Select A Tool, Survey, Or Instrument For Assessment
Select A Tool Survey Or Instrument That Can Be Use For An Improv
1. Select a tool, survey, or instrument, that can be used for an improvement project titled "Determining the effect of in-class education versus handing out printed education materials to patients with uncontrolled diabetes." Support with references.
2. Describe the chosen survey, instrument, or tool that you plan to use in your project. Describe the tool in terms of name, number of items, how it is answered (Likert scale, yes/no, open answers, etc.), and the total score. Describe the level of measurement for this instrument. Support with references (50-75 words).
3. Describe the validity and reliability of the instrument you chose and explain how is this different from external and internal validity? (50-75 words).
Paper For Above instruction
The selected instrument for this project is the Diabetes Self-Management Questionnaire (DSMQ), a validated tool designed to measure patients' self-management behaviors related to diabetes care (Schmitt et al., 2013). The DSMQ contains 16 items answered on a 4-point Likert scale ranging from "strongly disagree" to "strongly agree," with total scores reflecting overall self-management level (Schmitt et al., 2013). The measurement level is ordinal, as responses are ranked but not equally spaced (Polit & Beck, 2017). The DSMQ exhibits strong validity, evidenced by significant correlations with clinical outcomes such as HbA1c levels, and reliability demonstrated by high internal consistency (Cronbach’s alpha above 0.80) (Schmitt et al., 2013). Validity refers to how well the instrument measures the intended construct, whereas reliability indicates the consistency of the measurement across time and items. External validity concerns the generalizability of results beyond the study sample, while internal validity pertains to the accuracy within the study context (Creswell, 2014).
References
- Schmitt, A., et al. (2013).
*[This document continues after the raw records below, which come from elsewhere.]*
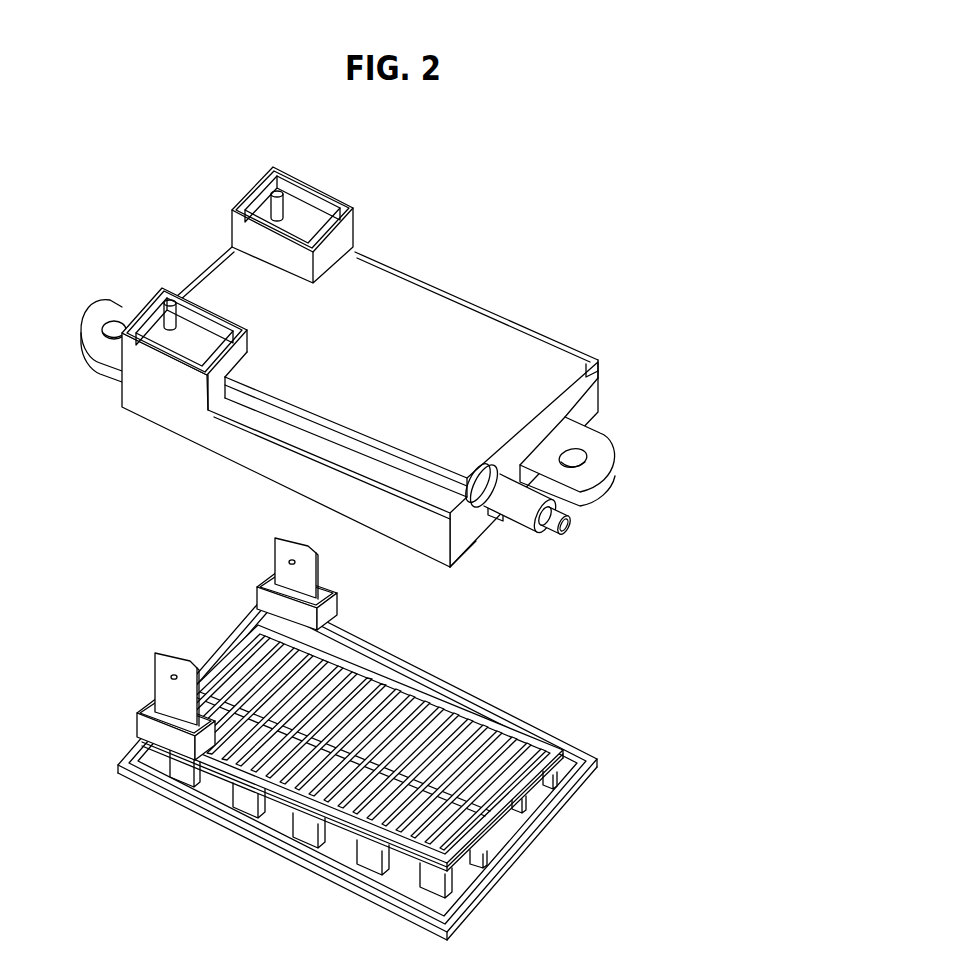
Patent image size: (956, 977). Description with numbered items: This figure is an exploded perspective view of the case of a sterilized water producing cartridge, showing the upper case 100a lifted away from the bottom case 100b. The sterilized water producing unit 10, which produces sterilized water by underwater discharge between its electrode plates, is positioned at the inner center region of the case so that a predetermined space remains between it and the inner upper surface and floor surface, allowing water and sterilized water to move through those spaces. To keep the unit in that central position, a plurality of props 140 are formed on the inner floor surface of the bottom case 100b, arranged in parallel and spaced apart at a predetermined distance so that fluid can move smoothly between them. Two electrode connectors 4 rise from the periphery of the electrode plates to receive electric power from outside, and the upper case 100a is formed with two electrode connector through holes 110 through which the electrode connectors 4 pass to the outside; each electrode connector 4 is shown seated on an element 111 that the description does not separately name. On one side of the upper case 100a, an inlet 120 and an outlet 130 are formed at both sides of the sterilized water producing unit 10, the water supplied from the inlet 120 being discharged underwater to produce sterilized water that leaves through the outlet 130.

The upper case 100a is at (457, 328).
The bottom case 100b is at (533, 847).
The electrode connector through hole 110 is at (262, 181).
The terminal block 111 is at (330, 608).
The electrode connector 4 is at (276, 550).
The sterilized water producing unit 10 is at (570, 745).
The inlet 120 is at (570, 533).
The outlet 130 is at (516, 512).
The props 140 is at (428, 884).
The Diabetes Self-Management Questionnaire (DSMQ): Development and evaluation of a new instrument to assess diabetes self-care activities. Patient Education and Counseling, 89(2), 247–255.
- Polit, D. F., & Beck, C. T. (2017). Nursing research: Generating and assessing evidence for nursing practice (10th ed.). Wolters Kluwer.
- Creswell, J. W. (2014). Research design: Qualitative, quantitative, and mixed methods approaches (4th ed.). Sage Publications.
- Schmitt, A., et al. (2014). The psychometric properties of the German version of the DSMQ in patients with diabetes. Diabetic Medicine, 31(2), 160–168.
- Toobert, D. J., et al. (2000). The Summary of Diabetes Self-Care Activities measure: Results from 7 studies. Diabetes Care, 23(7), 943–950.
- Kirk, R. E. (2012). Experimental design: Procedures for the behavioral sciences. Sage Publications.
- Waltz, C. F., et al. (2010). Measurement in nursing and health research. Springer Publishing Company.
- Brislin, R. (1970). Back-translation for cross-cultural research. Journal of Cross-Cultural Psychology, 1(3), 185–216.
- DeVellis, R. F. (2012). Scale development: Theory and applications (3rd ed.). Sage Publications.
- Hinkin, T. R. (1995). A review of scale development practices in the study of organizations. Journal of Management, 21(5), 967–988.